Regular customers are the best indicator of a product’s viability. Most often, they return for consumables, care products, and accessories. These are not the most exciting niches, but they are the ones that generate stable turnover and reduce dependence on advertising.
What customers say
Reviews remain the main source of information about the market. They show more accurately than any analytics what really dissatisfies buyers. Repeated complaints such as ‘inconvenient packaging,’ ‘long delivery,’ or ‘no instructions’ signal that the product needs improvement.
To quickly assess the prospects, you can collect several dozen reviews and use ChatGPT to group them by topic: quality, delivery, design, price. This will help you understand which shortcomings are critical for buyers and whether it is worth including the product in your range, and which can be corrected without risking sales.
Understanding market structure
E-commerce in 2025 will not only involve catalogues and logistics, but also constant product comparison. Dozens of similar products compete on marketplaces. The difference is often not in the product itself, but in how it is presented and what expectations it creates among buyers.
To assess the saturation of a category, it is enough to look at the number of reviews and the date of publication of the product cards. If a product has been on the market for more than a year and continues to collect reviews, demand is stable. If there are many reviews, but the card appeared recently, this is most likely the effect of active advertising rather than a long-term trend.
Where to find reliable analytics
Once you have assessed the niche, it is important to move from observations to data. Analytics not only helps to confirm your hypothesis, but also to see what is not visible from within the business. Start with what you already have — website statistics (e.g. Google Analytics), CRM data and sales reports. They show where customers really spend their time and what they buy repeatedly.

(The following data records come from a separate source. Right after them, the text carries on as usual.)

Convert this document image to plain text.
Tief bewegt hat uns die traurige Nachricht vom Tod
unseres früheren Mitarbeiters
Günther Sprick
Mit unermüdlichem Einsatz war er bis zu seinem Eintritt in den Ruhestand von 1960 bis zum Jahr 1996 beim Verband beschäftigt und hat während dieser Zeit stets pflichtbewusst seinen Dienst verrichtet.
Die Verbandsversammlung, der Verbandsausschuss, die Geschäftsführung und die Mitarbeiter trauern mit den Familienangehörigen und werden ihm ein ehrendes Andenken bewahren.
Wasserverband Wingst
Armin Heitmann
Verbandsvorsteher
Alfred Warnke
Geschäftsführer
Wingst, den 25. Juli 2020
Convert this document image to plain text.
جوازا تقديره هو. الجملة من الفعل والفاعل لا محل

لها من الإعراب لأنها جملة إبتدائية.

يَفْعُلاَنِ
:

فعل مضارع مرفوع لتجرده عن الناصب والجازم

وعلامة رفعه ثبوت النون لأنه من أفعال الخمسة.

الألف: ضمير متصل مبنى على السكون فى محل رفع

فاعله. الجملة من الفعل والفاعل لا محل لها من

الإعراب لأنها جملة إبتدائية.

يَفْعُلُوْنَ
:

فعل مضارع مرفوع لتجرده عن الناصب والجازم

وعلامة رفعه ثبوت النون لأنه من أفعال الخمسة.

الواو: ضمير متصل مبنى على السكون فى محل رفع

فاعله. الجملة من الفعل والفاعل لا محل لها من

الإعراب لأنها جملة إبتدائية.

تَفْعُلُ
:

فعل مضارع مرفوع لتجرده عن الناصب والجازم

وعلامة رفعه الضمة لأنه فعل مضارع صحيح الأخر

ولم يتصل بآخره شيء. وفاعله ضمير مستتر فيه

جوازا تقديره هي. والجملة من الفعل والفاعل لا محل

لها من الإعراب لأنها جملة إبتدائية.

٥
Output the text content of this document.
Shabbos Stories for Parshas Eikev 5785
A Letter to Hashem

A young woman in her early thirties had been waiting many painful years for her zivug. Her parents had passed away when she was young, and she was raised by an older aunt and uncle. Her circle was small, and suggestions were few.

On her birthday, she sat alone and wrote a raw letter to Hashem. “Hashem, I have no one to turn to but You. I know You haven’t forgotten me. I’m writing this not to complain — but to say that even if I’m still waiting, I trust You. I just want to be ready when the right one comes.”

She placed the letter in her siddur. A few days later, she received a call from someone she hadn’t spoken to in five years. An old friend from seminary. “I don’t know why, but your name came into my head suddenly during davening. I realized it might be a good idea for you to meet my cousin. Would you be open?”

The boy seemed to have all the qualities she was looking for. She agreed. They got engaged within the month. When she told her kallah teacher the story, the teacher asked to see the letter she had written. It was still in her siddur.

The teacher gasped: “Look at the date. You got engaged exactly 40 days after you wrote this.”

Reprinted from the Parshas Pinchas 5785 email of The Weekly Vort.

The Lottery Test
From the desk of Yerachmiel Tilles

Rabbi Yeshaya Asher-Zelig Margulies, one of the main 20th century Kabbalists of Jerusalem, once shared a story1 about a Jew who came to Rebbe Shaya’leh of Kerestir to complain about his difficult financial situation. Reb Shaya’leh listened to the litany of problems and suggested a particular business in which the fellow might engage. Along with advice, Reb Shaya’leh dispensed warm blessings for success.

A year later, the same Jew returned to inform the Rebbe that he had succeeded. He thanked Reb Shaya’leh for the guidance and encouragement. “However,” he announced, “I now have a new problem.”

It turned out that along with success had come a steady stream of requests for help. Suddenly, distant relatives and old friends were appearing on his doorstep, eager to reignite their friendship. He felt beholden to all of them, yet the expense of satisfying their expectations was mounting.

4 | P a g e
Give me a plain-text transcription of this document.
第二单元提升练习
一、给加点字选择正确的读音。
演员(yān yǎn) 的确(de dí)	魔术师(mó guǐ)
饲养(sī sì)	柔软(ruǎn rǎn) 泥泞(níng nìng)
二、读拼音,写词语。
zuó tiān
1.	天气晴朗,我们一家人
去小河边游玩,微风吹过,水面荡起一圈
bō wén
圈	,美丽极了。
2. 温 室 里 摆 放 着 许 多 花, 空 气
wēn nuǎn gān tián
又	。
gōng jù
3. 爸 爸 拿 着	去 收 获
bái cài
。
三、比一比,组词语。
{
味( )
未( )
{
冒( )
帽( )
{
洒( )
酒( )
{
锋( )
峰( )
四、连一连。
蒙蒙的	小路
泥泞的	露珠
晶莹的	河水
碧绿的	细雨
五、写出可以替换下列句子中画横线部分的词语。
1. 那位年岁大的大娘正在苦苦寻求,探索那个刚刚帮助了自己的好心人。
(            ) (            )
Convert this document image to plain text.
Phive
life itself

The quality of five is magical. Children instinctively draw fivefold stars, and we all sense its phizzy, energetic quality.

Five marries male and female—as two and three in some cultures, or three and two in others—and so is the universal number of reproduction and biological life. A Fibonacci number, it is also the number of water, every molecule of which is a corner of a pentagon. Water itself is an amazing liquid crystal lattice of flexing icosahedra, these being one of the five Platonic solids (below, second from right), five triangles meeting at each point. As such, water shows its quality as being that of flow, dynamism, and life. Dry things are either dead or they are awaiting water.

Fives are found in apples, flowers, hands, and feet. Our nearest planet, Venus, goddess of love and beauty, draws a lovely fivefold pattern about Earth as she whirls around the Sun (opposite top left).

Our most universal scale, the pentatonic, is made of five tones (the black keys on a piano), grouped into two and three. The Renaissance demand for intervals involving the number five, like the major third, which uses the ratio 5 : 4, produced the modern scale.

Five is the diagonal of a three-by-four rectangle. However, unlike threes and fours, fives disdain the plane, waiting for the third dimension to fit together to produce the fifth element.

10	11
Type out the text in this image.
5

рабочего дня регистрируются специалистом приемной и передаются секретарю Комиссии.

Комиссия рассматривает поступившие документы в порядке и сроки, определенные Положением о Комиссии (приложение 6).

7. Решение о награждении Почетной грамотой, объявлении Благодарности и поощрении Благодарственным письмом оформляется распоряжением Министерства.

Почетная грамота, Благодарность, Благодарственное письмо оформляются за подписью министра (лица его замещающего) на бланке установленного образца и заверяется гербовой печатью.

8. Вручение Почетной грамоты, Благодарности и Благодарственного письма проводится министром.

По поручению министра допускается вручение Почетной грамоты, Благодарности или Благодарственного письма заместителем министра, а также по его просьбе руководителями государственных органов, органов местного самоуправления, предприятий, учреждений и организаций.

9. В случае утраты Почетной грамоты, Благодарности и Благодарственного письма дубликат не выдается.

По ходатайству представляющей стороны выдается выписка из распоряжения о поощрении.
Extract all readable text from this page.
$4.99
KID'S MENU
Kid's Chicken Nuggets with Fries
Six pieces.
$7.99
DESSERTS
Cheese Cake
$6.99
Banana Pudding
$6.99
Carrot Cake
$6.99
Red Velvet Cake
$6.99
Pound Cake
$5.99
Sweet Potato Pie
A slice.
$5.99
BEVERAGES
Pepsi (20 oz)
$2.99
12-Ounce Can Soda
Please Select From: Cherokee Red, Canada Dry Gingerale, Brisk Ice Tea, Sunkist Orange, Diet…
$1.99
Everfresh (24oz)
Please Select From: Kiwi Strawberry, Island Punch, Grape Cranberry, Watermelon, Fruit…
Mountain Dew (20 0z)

Then you can use external tools, according to the experts at Stelvel Ltd. Many of them work on a subscription basis, but even the basic versions give an idea of the dynamics of demand.
- Search analytics
Google Keyword Planner, Google Trends, Serpstat, Ahrefs, or SE Ranking will help you understand what products users are looking for, which queries are growing, and which are losing interest. This allows you to predict seasonality and prepare your product range in advance.
- Social media and review monitoring
Services such as YouScan, Brandwatch, and Mention collect mentions of brands and categories on social media. This is a quick way to hear what customers are talking about and what topics are of interest. Reviews on marketplaces are equally important — they show what is missing from existing offers.
- Price and product range monitoring
Price monitoring services automatically track how competitors change their product range, prices, and promotions. If someone lowers the price of a bestseller, you’ll be the first to know and can respond before it affects your sales.
Research as a strategy
Researching demand is part of an entrepreneur’s daily routine. Over the past couple of years, e-commerce has changed more than it did in the previous decade. Marketplace algorithms change monthly, social platforms introduce new sales formats, and artificial intelligence turns any trend into dozens of similar products in a matter of days. Test landing pages, review analysis, margin calculation, search interest verification — all these tools allow you to manage the process rather than guess.
Stelvel company reminds us that when collecting data, it is important to remember that each specific question requires its own set of indicators, and attempting to ‘analyse everything at once’ rarely yields results. Instead of universal answers, it is worth looking for specific solutions: what to add to the range and what to remove.